Five long conveyor belts serve as critical arteries in moving oil sand from the crushers to Extraction, a key step in helping produce oil at Fort Hills.
So, when the thick rubberized belts, which range from six to eight-feet wide, started ripping before their scheduled three-year replacement period, it stopped the flow of ore and hurt production.

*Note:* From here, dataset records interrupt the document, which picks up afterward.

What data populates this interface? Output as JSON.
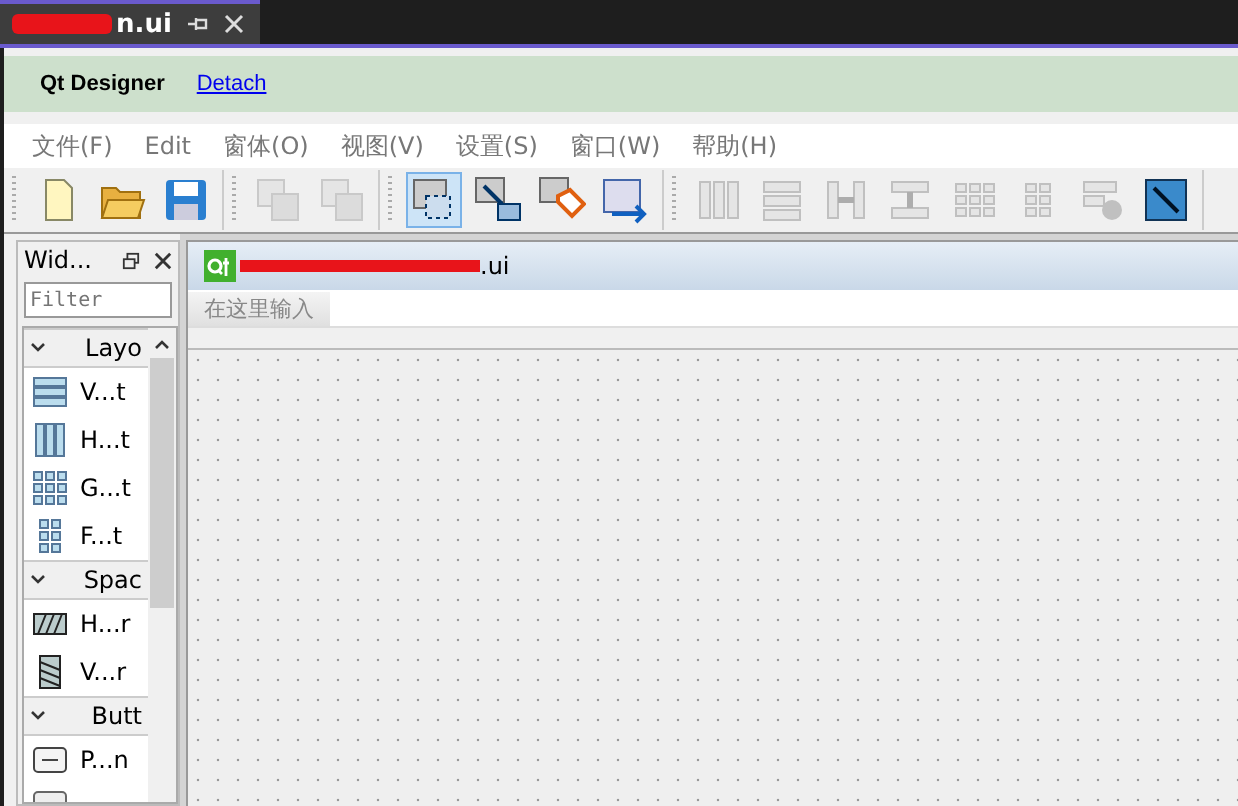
{
  "tab": {
    "title": "n.ui"
  },
  "banner": {
    "title": "Qt Designer",
    "link": "Detach"
  },
  "menu": [
    "文件(F)",
    "Edit",
    "窗体(O)",
    "视图(V)",
    "设置(S)",
    "窗口(W)",
    "帮助(H)"
  ],
  "toolbar": [
    [
      {
        "kind": "new",
        "disabled": false,
        "selected": false
      },
      {
        "kind": "open",
        "disabled": false,
        "selected": false
      },
      {
        "kind": "save",
        "disabled": false,
        "selected": false
      }
    ],
    [
      {
        "kind": "front",
        "disabled": true,
        "selected": false
      },
      {
        "kind": "back",
        "disabled": true,
        "selected": false
      }
    ],
    [
      {
        "kind": "widgets",
        "disabled": false,
        "selected": true
      },
      {
        "kind": "signals",
        "disabled": false,
        "selected": false
      },
      {
        "kind": "buddies",
        "disabled": false,
        "selected": false
      },
      {
        "kind": "taborder",
        "disabled": false,
        "selected": false
      }
    ],
    [
      {
        "kind": "hlayout",
        "disabled": true,
        "selected": false
      },
      {
        "kind": "vlayout",
        "disabled": true,
        "selected": false
      },
      {
        "kind": "hsplit",
        "disabled": true,
        "selected": false
      },
      {
        "kind": "vsplit",
        "disabled": true,
        "selected": false
      },
      {
        "kind": "grid",
        "disabled": true,
        "selected": false
      },
      {
        "kind": "form",
        "disabled": true,
        "selected": false
      },
      {
        "kind": "break",
        "disabled": true,
        "selected": false
      },
      {
        "kind": "adjust",
        "disabled": false,
        "selected": false
      }
    ]
  ],
  "widget_box": {
    "title": "Wid...",
    "filter": {
      "placeholder": "Filter"
    },
    "categories": [
      {
        "name": "Layo",
        "expanded": true,
        "items": [
          {
            "kind": "vlayout",
            "label": "V...t"
          },
          {
            "kind": "hlayout",
            "label": "H...t"
          },
          {
            "kind": "grid",
            "label": "G...t"
          },
          {
            "kind": "form",
            "label": "F...t"
          }
        ]
      },
      {
        "name": "Spac",
        "expanded": true,
        "items": [
          {
            "kind": "hspacer",
            "label": "H...r"
          },
          {
            "kind": "vspacer",
            "label": "V...r"
          }
        ]
      },
      {
        "name": "Butt",
        "expanded": true,
        "items": [
          {
            "kind": "pushbutton",
            "label": "P...n"
          },
          {
            "kind": "toolbutton"
          }
        ]
      }
    ]
  },
  "form": {
    "title": ".ui",
    "menu_placeholder": "在这里输入"
  }
}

Fort Hills launched a task force to solve the problem following a spate of belt failures between January 2019 to March 2020.
“We wanted to get back to running the plant rather than dealing with this issue,” says Shane Elligson, the Reliability Manager at Fort Hills.

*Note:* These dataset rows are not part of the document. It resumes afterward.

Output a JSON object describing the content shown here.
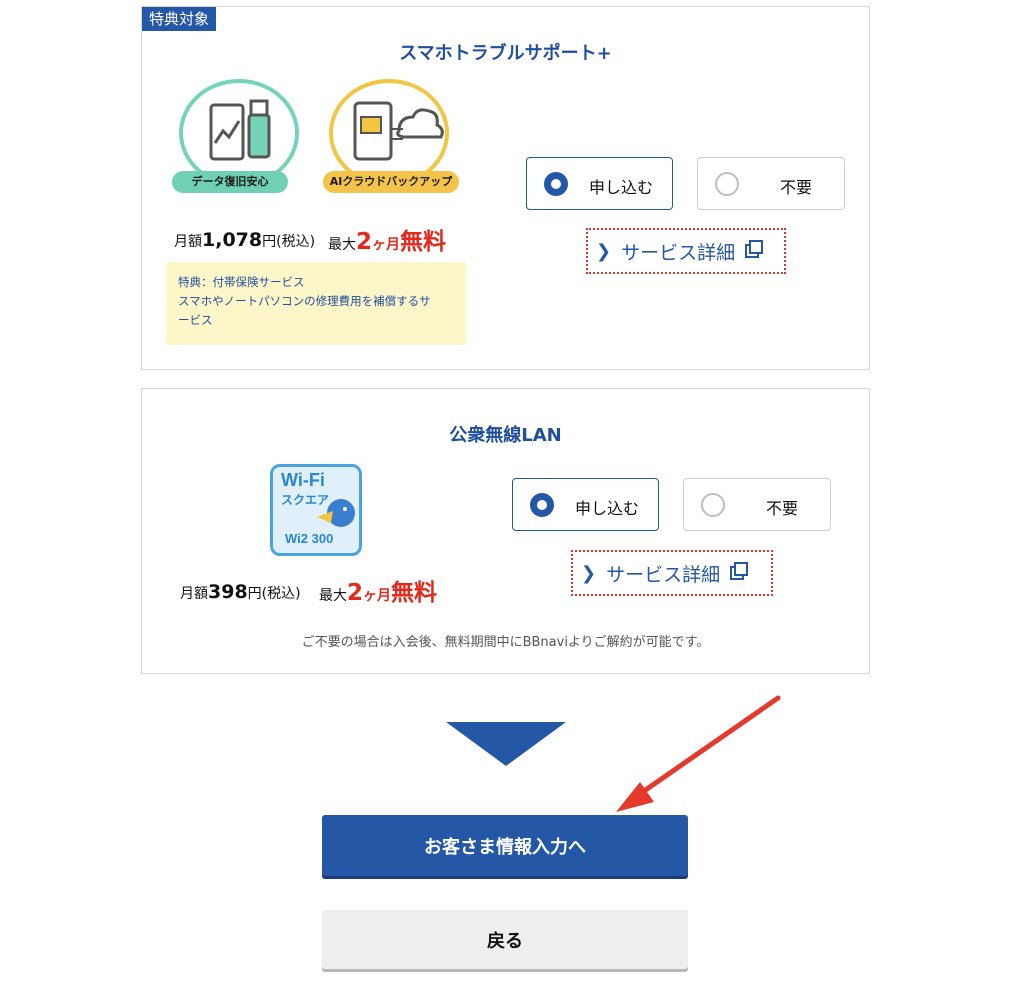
{
  "card1": {
    "tag": "特典対象",
    "title": "スマホトラブルサポート+",
    "icon1_label": "データ復旧安心",
    "icon2_label": "AIクラウドバックアップ",
    "price_prefix": "月額",
    "price_value": "1,078",
    "price_suffix": "円(税込)",
    "free_prefix": "最大",
    "free_num": "2",
    "free_unit": "ヶ月",
    "free_word": "無料",
    "benefit_line1": "特典：付帯保険サービス",
    "benefit_line2": "スマホやノートパソコンの修理費用を補償するサ",
    "benefit_line3": "ービス",
    "option_apply": "申し込む",
    "option_none": "不要",
    "detail_link": "サービス詳細",
    "selected": "apply"
  },
  "card2": {
    "title": "公衆無線LAN",
    "logo_line1": "Wi-Fi",
    "logo_line2": "スクエア",
    "logo_line3": "Wi2 300",
    "price_prefix": "月額",
    "price_value": "398",
    "price_suffix": "円(税込)",
    "free_prefix": "最大",
    "free_num": "2",
    "free_unit": "ヶ月",
    "free_word": "無料",
    "option_apply": "申し込む",
    "option_none": "不要",
    "detail_link": "サービス詳細",
    "note": "ご不要の場合は入会後、無料期間中にBBnaviよりご解約が可能です。",
    "selected": "apply"
  },
  "actions": {
    "next_label": "お客さま情報入力へ",
    "back_label": "戻る"
  },
  "colors": {
    "brand_blue": "#2457a6",
    "highlight_red": "#e4281b",
    "benefit_bg": "#fdf6c8"
  }
}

But Shane and his counterparts realized the people who operated and maintained the belts could provide some of the answers along with the vendors and counterparts at other Suncor sites in the region.
“Our frontline operators and maintenance people had a lot of experience and brought some ideas because many of them arrived at Fort Hills from different sites that also used conveyors,” says Cole Hubbard, Maintenance Manager for Ore Processing and Primary Extraction at Fort Hills. “Our workforce gave us lots of ideas. Some worked better than others, but they provided some crucial suggestions to help us solve a serious problem.”

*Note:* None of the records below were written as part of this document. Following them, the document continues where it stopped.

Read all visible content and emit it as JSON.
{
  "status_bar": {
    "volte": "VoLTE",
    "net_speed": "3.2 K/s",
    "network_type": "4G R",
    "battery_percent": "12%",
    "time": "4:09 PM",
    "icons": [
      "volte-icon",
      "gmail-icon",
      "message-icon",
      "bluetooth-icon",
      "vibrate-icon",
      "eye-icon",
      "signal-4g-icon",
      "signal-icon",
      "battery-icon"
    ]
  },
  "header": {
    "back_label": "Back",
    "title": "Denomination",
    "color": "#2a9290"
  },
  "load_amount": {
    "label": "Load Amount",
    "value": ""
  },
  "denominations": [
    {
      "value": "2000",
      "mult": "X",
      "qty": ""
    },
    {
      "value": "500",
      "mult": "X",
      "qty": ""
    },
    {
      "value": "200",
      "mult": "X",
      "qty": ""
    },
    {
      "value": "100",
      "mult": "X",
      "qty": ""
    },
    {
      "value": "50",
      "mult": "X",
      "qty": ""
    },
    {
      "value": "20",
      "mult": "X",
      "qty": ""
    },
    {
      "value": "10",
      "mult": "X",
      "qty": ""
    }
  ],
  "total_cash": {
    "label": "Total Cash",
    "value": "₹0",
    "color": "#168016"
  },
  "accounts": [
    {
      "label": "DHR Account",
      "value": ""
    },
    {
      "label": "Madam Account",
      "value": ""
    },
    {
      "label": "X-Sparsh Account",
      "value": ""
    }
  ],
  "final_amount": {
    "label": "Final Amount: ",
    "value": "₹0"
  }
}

Two years later, better cleaning and reducing the tension on the belts has helped the five conveyors—ranging in length from 600 to 800 metres (2,000 to 2,600 feet)—meet their three-year run lengths. This has reduced maintenance costs while improving production at the site.
“Cleaning the belts is important because it adds extra thickness to the belt so you are compounding the tension effect as they travels around the pulley,” says Josh Glister, Operations Manager at Fort Hills. “We needed to give operators the right tools they needed to do the job and keep the belts clean. Their feedback on what worked and what didn’t was very important.”
The success with conveyors were a part of suite of improvements that reduced lost production at Fort Hills by more than seven per cent in both 2021 and 2022. The initiative to improve the reliability of the conveyors and crushers at Fort Hills earned a Suncor Excellence Award in November.
“We reduced downtime in the crushers from 14 days per month to six days. A lot of this was accomplished by using bolt-on components rather than welding them so equipment could be returned to service more quickly,” Cole says. “It’s quicker and safer because you don’t have to cut off the old components.”
Two related measures also helped improve reliability while reducing maintenance costs and downtime in the area.
“We improved the reliability of the wet screens by reducing screen and bolt failures. These are large screens that the oil sand pass through in the Ore Processing Plant to reduce the size of the clumps and rocks before the ore is mixed with water and goes to Extraction,” Shane says. “And we increased the run length of the underflow pump in the primary extraction cell, which pumps out of the heavy solids and rocks, from six weeks to 52 weeks. The pump handles extremely coarse and heavy materials so it wears out quickly, but we found improvements that made a big difference.”
One common theme ran through the improvements—the involvement of the frontline workers who operate and maintain the equipment in finding solutions.
“The people who work at Fort Hills put forward ideas that helped us with these challenges,” says Josh. “We have top-notch people and listening to them is a big part of why we’ve seen this success.”